Imagine you are the modern equivalent of Upton Sinclair, shopping your great muckracking novel about the working conditions of immigrants in a Chicago slaughterhouse, "The Jungle," around to publishers.
Except that unlike 1906, when there were multiple publishing houses, there's only one or two left in the entire world. And the biggest, most prestigious, most popular publisher in the world happens to have an editorial policy against "offensive" content. You can't get much more yucky than the turn-of-the-century Chicago meatpacking industry, so, Upton Sinclair, you are out of luck. Try writing a romance novel, next time.
Crazy, huh? But that scenario came immediately to mind when I read about Apple's decision to reject a sweatshop game from its App Store, on the grounds of similar "offensiveness."
Littleloud's head of games, Simon Parkin, told Pocket Gamer that "Apple removed Sweatshop from the App Store last month stating that it was uncomfortable selling a game based around the theme of running a sweatshop."
"Apple specifically cited references in the game to clothing factory managers 'blocking fire escapes', 'increasing work hours for labor', and issues around the child labor as reasons why the game was unsuitable for sale."
Let's be clear here. "Sweatshop" is not a game for people who want to delight in exploiting child workers. It is a straightforward political tract, a heavy-handed consciousness-raising exercise designed to spread awareness about brutal labor conditions.
After playing through a couple of levels, I can't call it the most riveting game-play experience I've ever had. It's a lot more didactic than addictive. But that's not the point. Apps don't get banned by Apple for being lousy. The only possible people who could be offended by this game are employers who actually do block fire escapes and otherwise mistreat workers. And you know what, it's OK to piss them off.

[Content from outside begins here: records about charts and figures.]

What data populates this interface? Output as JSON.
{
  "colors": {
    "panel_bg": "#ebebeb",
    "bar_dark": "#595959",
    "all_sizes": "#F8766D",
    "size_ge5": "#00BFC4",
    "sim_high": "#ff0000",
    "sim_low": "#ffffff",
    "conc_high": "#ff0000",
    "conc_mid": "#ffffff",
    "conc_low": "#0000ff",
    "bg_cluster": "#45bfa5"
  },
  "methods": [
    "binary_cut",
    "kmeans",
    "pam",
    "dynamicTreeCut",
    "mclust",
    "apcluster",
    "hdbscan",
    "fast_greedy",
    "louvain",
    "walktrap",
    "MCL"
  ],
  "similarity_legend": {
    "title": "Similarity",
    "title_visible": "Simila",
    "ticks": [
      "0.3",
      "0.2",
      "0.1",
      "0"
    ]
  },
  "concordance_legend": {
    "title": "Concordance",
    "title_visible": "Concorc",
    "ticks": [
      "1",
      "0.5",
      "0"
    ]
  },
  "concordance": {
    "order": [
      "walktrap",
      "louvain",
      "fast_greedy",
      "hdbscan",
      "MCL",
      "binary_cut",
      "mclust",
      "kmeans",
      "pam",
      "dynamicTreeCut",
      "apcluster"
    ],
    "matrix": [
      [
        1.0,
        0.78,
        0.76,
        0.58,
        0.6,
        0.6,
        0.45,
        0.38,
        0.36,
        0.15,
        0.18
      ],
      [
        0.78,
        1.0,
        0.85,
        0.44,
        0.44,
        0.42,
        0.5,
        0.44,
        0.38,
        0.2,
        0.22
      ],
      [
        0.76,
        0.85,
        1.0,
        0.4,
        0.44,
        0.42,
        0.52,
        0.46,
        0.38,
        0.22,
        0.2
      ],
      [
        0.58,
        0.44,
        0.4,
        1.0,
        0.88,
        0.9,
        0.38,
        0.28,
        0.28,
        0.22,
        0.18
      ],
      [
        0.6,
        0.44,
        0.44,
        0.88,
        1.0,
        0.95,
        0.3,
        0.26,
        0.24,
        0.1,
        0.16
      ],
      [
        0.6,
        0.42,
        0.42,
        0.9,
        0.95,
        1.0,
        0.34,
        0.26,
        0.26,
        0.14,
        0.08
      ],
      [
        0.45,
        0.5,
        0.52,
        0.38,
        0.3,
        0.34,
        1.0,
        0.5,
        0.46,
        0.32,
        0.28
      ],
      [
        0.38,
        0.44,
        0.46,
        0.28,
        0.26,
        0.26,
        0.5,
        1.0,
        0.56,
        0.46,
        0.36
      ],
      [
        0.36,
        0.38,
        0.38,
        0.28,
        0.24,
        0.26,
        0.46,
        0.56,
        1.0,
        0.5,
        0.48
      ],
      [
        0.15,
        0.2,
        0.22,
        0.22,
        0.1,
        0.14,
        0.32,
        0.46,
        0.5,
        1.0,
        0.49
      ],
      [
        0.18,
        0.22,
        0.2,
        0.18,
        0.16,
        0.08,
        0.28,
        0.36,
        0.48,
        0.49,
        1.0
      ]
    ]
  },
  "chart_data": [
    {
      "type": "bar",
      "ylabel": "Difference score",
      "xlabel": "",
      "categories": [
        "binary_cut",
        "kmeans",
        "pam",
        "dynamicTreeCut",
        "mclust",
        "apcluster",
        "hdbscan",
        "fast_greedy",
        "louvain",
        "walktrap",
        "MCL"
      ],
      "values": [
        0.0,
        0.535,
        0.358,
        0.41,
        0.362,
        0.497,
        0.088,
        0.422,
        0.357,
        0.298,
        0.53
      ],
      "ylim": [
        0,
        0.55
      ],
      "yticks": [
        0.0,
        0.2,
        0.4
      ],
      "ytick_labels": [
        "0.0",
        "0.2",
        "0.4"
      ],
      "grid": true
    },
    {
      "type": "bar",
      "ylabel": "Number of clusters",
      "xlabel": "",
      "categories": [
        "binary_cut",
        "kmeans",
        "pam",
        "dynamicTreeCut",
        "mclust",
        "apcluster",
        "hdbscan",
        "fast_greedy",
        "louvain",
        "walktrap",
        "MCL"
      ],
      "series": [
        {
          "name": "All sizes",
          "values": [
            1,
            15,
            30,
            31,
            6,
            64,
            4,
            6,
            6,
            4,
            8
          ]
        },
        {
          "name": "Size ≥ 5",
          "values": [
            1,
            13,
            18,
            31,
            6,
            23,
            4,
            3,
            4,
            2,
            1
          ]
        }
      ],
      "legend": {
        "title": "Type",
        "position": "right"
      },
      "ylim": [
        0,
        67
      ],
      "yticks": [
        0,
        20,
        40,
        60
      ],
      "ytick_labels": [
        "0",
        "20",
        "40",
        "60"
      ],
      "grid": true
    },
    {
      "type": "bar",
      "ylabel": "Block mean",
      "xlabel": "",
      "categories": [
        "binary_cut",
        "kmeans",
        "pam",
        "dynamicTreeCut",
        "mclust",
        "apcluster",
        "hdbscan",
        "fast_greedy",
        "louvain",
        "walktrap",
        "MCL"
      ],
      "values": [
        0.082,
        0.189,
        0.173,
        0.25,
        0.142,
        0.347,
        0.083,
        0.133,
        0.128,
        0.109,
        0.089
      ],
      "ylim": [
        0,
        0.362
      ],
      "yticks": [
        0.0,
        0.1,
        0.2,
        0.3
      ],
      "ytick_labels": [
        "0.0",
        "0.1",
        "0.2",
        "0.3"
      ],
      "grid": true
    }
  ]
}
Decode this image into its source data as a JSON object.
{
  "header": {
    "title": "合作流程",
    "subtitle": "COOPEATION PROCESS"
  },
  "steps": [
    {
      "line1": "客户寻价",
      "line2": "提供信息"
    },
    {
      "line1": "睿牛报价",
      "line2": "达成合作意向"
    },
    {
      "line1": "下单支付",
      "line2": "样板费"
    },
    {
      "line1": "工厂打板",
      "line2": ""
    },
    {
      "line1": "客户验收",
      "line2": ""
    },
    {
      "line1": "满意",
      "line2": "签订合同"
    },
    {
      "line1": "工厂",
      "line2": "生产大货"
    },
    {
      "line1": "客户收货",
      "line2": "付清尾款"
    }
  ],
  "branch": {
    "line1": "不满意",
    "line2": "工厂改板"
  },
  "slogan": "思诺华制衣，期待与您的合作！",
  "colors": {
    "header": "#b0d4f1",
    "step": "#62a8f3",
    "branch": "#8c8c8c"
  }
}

The irony alert aspect of Apple banning a sweatshop game probably doesn't need to be underlined. But the bigger problem here is the fact that one company can have such a massive choke hold on a major distribution platform. You can go play "Sweatshop" as a free Flash game via the Web if you'd like, so it's not as if the muckrakers of today have no options at all. But it's still disconcerting. One Apple manager decides a politically charged game is "offensive" and a zillion iPhones and iPads and iPods can't have that app. Upton Sinclair would not be amused.
UPDATE: Upton Sinclair would really not have been amused to know that I brain-farted Sinclair Lewis into his place in the original version of this post.